The testing framework here only provides base testing facilities: Assertions for the types in Standard, code timers, and possibly more. For types not in Standard, extensions to the framework must be provided. This is because Ada has a very sophisticated type system; not just intrinsic types, but also not built by inheritance like class libraries. This framework attempts to make testing non-standard types as easy as possible.

Extension packages belong as child packages to the package they would be testing. So testing extensions for Mathematics should be named Mathematics.Testing. This provides a logical naming structure, but also, access to the private parts of the package, so that they may be tested while remaining private.

To extend this framework, you combine the Boolean comparison operators for your type, with the failure tracking and logging conventions used.
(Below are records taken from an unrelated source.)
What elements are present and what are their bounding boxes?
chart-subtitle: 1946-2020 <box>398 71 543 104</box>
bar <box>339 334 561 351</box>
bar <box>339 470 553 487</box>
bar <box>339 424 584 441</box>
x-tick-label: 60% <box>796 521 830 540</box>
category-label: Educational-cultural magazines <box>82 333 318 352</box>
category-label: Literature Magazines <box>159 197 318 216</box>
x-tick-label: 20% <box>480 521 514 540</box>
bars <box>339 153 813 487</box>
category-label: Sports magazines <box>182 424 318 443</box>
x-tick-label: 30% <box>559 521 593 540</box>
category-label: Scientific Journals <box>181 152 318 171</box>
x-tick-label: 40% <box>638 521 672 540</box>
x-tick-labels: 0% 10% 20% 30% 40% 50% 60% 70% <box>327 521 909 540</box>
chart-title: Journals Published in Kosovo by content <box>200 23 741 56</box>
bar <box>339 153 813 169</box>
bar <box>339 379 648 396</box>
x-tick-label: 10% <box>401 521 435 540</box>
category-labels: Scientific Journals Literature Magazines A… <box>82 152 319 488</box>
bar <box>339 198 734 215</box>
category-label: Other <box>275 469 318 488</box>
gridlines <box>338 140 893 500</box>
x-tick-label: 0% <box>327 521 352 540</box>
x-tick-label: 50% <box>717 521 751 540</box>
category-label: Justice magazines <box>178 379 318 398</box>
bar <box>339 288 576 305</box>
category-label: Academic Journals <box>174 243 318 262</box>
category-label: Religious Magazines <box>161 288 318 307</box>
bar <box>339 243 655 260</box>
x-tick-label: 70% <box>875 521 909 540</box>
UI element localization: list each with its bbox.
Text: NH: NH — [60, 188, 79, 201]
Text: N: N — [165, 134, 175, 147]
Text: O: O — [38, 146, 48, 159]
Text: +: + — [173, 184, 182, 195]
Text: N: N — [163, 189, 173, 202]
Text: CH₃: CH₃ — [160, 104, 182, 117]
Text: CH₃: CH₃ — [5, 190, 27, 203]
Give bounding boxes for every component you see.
This looks like the following:

procedure Is_Equal(Statement : in Wide_Wide_String; Result, Expected : in Custom_Type) is
begin
  if Result = Effected then
    Pass;
  else
    Fail;
  end if;
  Put(Statement & " -> ");
  Put(Result'Wide_Wide_Image(Result) & " = ");
  Put(Result'Wide_Wide_Image(Expected));
  New_Line;
end Is_Equal;

Use will be something like this, assuming no additional parameters:

Is_Equal("1 + 2", 1 + 2, 3);

Procedure testing is also supported, but due to certain complexities, is not provided in any generic way. These are easy to write however. Something like the following will work:

procedure Passes(Statement : in Wide_Wide_String; Call : access Procedure(Self : in out Object_Type); Self : in out Object_Type) is
begin
    Call.all(Self);
    Pass;
    Put_Line(Statement & " → Passes");
exception
    when others =>
        Fail;
        Put_Line(Statement & " → Fails");
end Passes;

Use will then be:

Passes("Reciprocal(2)", Reciprocal'access, 2);

If you are familiar with languages supporting introspection, this might seem more verbose than you are familiar with. Indeed it is. However this seems to be the best solution given the language used. It is useful to keep in mind these are only ever written once, and are so templateable a tool to generate these will likely be written in time.
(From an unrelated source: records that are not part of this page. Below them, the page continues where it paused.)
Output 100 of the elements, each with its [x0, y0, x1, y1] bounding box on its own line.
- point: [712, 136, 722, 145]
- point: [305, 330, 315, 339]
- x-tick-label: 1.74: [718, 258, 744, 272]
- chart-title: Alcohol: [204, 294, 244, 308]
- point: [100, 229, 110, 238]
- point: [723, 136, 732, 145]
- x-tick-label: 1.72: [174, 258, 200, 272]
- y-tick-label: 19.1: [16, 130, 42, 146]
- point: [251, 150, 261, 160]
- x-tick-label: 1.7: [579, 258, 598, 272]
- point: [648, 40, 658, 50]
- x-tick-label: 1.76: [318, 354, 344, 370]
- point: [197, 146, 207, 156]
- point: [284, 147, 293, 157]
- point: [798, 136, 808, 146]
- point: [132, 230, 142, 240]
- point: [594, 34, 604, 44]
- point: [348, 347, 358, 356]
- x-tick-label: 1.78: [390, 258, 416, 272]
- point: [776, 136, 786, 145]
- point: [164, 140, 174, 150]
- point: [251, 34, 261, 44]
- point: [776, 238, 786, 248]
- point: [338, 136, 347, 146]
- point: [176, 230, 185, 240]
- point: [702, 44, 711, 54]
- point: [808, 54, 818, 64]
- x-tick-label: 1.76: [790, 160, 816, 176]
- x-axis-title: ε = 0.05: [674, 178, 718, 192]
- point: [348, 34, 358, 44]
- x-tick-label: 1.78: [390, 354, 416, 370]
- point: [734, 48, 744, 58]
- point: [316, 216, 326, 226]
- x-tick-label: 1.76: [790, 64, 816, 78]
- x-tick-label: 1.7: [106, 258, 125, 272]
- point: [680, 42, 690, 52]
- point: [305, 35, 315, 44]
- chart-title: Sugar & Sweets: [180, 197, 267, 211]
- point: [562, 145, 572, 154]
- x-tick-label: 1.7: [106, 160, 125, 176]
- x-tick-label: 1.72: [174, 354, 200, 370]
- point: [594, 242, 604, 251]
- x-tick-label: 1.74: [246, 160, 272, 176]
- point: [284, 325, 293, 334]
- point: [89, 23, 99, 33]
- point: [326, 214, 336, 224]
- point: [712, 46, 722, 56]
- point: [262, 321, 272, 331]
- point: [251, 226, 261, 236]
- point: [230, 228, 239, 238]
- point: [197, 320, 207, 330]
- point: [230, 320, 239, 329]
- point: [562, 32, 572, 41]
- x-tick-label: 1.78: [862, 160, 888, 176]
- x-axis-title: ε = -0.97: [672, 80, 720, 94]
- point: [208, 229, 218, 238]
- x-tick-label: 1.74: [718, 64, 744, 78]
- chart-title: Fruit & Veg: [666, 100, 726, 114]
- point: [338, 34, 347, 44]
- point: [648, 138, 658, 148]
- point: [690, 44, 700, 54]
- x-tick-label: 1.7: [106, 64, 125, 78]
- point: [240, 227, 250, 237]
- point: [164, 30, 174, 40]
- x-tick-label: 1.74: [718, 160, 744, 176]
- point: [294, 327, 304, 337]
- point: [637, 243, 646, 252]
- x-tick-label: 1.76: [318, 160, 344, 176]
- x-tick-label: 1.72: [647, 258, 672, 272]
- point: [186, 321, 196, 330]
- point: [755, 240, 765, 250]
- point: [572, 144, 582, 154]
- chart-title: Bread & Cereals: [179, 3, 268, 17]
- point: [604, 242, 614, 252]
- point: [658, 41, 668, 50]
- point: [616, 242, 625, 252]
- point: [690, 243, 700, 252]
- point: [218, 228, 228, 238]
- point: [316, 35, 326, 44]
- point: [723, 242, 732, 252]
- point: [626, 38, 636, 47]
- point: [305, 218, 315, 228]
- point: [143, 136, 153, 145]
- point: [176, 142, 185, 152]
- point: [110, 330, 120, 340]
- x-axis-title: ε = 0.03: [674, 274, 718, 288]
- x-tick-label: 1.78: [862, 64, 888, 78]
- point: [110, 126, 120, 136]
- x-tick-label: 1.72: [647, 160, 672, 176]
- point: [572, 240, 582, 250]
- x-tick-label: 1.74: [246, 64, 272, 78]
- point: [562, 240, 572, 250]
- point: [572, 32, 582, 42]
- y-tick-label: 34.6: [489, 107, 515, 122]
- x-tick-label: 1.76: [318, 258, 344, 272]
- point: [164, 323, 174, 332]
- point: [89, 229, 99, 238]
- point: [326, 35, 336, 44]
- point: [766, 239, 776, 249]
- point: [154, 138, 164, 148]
To explain a few specifics. Statement is the code being executed as a string, and will be the same code used to produce Result. This is necessary because Ada lacks introspection. Expected is what Result should be. The specific type of assertion (is equal, in this case) is performed immediately. Pass and Fail are simple procedures which begin logging the results, each marking the beginning of the line with the result, while also recording the amount of failures. After this, it is just a matter of writing the rest of the assertion details to the log.
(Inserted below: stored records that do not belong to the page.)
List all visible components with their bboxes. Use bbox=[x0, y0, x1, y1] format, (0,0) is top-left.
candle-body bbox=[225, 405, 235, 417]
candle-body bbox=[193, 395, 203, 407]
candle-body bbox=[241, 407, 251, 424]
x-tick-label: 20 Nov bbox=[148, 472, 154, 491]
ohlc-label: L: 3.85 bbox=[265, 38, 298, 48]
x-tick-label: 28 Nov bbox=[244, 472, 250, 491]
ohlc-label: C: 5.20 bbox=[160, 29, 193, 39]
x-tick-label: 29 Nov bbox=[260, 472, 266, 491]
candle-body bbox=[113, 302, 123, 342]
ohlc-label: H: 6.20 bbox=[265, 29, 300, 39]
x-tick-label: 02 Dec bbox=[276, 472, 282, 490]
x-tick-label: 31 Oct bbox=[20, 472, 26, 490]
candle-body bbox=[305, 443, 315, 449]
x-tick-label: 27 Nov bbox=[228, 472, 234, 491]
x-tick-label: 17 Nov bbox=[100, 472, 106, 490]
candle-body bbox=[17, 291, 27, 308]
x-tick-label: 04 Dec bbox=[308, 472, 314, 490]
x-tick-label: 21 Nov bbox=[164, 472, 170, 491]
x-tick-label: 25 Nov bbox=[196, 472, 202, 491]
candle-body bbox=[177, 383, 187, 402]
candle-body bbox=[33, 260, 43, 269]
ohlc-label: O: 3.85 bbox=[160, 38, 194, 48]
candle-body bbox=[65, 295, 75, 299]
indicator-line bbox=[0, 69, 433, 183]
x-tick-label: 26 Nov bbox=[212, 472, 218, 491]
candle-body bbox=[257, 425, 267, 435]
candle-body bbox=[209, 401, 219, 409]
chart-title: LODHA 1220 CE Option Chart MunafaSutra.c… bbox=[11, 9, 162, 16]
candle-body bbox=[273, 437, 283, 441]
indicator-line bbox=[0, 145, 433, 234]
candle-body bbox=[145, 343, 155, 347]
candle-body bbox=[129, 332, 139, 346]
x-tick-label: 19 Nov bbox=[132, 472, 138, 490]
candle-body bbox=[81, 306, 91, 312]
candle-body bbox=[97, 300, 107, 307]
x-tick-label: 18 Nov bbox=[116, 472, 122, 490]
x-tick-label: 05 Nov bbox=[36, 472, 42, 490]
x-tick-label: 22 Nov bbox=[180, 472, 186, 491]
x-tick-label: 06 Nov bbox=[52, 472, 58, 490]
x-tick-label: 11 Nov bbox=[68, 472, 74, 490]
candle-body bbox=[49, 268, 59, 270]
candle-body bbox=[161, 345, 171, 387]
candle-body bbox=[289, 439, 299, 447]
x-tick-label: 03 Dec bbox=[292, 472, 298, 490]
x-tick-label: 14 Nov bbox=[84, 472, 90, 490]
In many cases it is desirable to provide additional parameters; this is in fact done in many other libraries. For example, fractional numeric types have an optional tolerance value with defaults to 0.0, for specifying acceptable margin of error for things like approximation algorithms. As another example, container types often have a dump parameter which if true prints the container as text after the operation being tested takes place.